Vanessa Rozan
Alô Anvisa, que tal uma lei anti-aging?
Influenciadoras de sete anos mostram suas rotinas de skincare da manhã, que contam com mais produtos do que os que eu uso
Estamos comemorando um ano do advento do movimento “Sephora Tweens”, a invasão dos grupos de pré-adolescentes em busca de itens de skincare e maquiagem dentro das lojas da rede francesa Sephora. Tudo começou a ser registrado e comentado nos Estados Unidos e rapidamente foi confirmado aqui no Brasil. Eu, que tenho uma filha de 12 anos, acompanhei de dentro e antecipei o assunto aqui neste espaço.
Muito se debateu sobre o tema ao longo desse tempo, psicólogos de um lado, pais e mães do outro, sociólogos e influencers tentando identificar os muitos fatores que impulsionaram esse movimento ainda forte nos dias de atuais. Um ano depois, pouca coisa mudou, influencers monetizam em cima do público alvo do movimento, as crianças e pré adolescentes entre 9 e 12 anos, que por sua vez seguem em busca de rotinas de cuidado facial e produtos de beleza que viralizam nas redes sociais, em especial no TikTok. A rede é a mais habitada por seres dessa faixa etária e a que tem algoritmos mais bem treinados para fazer seus usuários ficarem o maior tempo possível por ali.

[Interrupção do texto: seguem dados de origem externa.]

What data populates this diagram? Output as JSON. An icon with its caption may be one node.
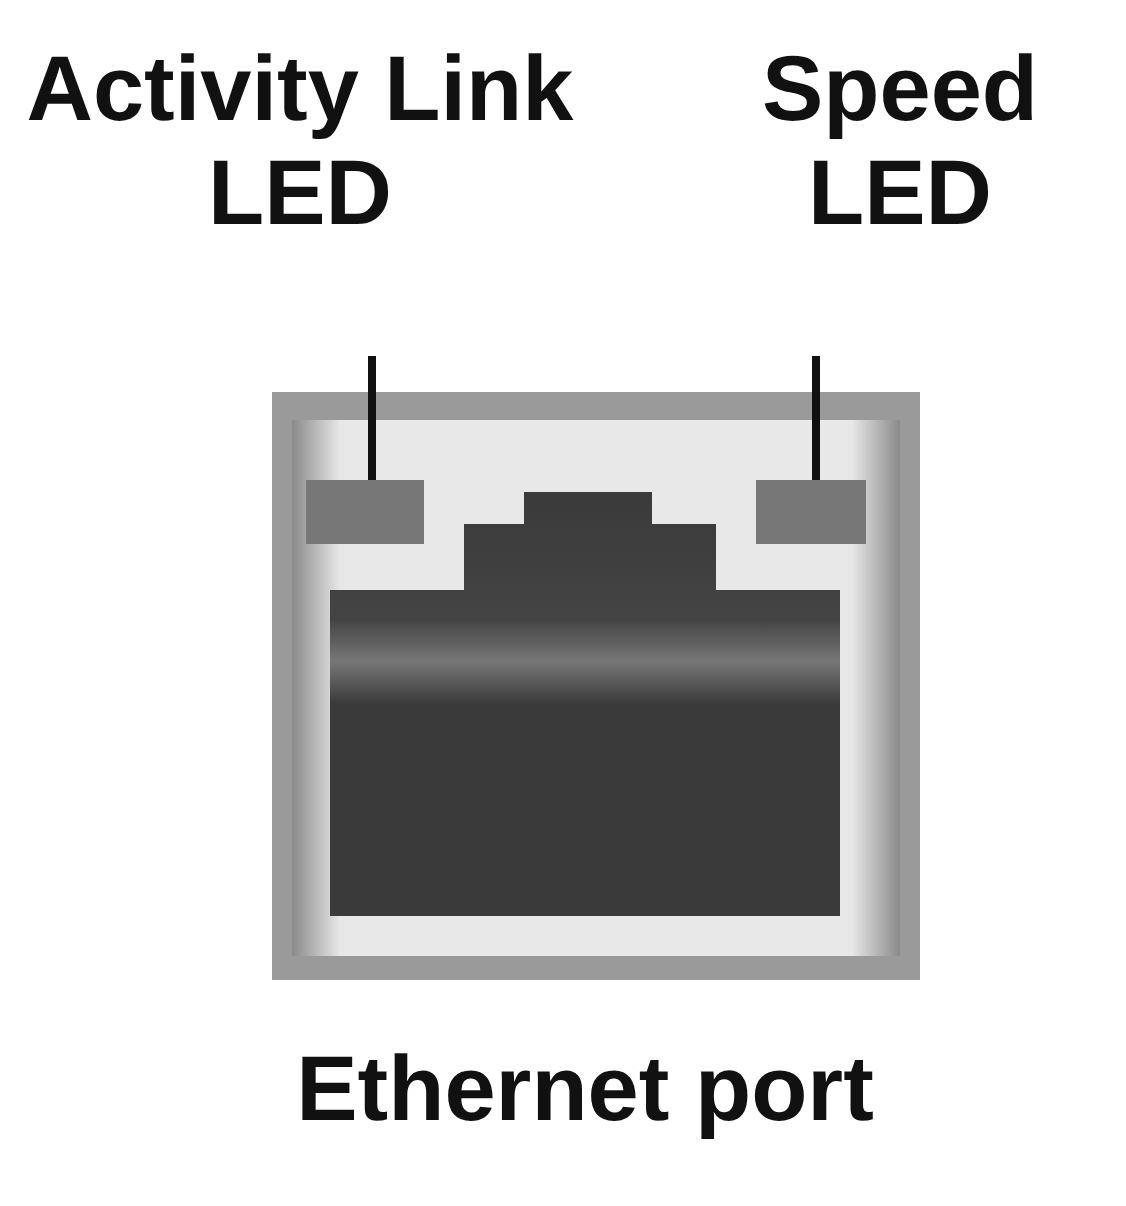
{
  "diagram": {
    "caption": "Ethernet port",
    "nodes": [
      {
        "text": [
          "Activity Link LED"
        ]
      },
      {
        "text": [
          "Speed LED"
        ]
      },
      {
        "text": [],
        "shape": "box"
      },
      {
        "text": [],
        "shape": "box"
      }
    ],
    "edges": [
      {
        "from": 0,
        "to": 2,
        "arrow": "none"
      },
      {
        "from": 1,
        "to": 3,
        "arrow": "none"
      }
    ]
  }
}
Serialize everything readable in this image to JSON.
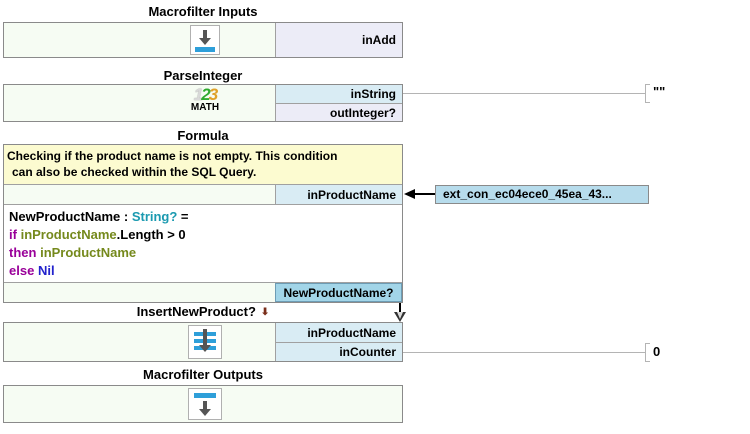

Logo que a onda começou a se formar, houve uma tentativa na Califórnia de fazer com que os produtos da categoria anti-idade fossem proibidos para esse público. Na época, a lei não foi aprovada. Agora, voltou com algumas alterações, proposta pelo mesmo político, Alex Lee, membro do partido democrata.
A ideia da proposta de lei é que produtos anti-idade sejam vendidos apenas a pessoas maiores de 18 anos. A apresentação da carteira de identidade é obrigatória no ato da compra para a verificação etária. Eu gostei? Gostei sim.
Envelhecer é seguir vivo e seria uma vitória se não estivéssemos mergulhados em uma sociedade que só ressalta a beleza da mulher em sua juventude
A categoria anti-idade se tornou famosa na década de 1980 com a mudança da estratégia da indústria dos cosméticos, quando surgem inúmeras fórmulas mágicas aparentemente respaldadas por pesquisas médicas, que teriam o poder de rejuvenescer. Tudo baseado na premissa do medo de envelhecer, a ideia de que era preciso combater a passagem do tempo a qualquer custo. Foi nesse período que a cosmetologia deu as mãos para a medicina e vestiu suas vendedoras de jalecos brancos, tudo bem reportado em um dos meus livros favoritos que adoro compartilhar aqui, o “Backlash”, escrito por Susan Faludi. O discurso mudou do combate às rugas reais para a prevenção de rugas imaginárias, ou um envelhecimento que não aconteceu, uma tentativa de controle de “danos” antecipada.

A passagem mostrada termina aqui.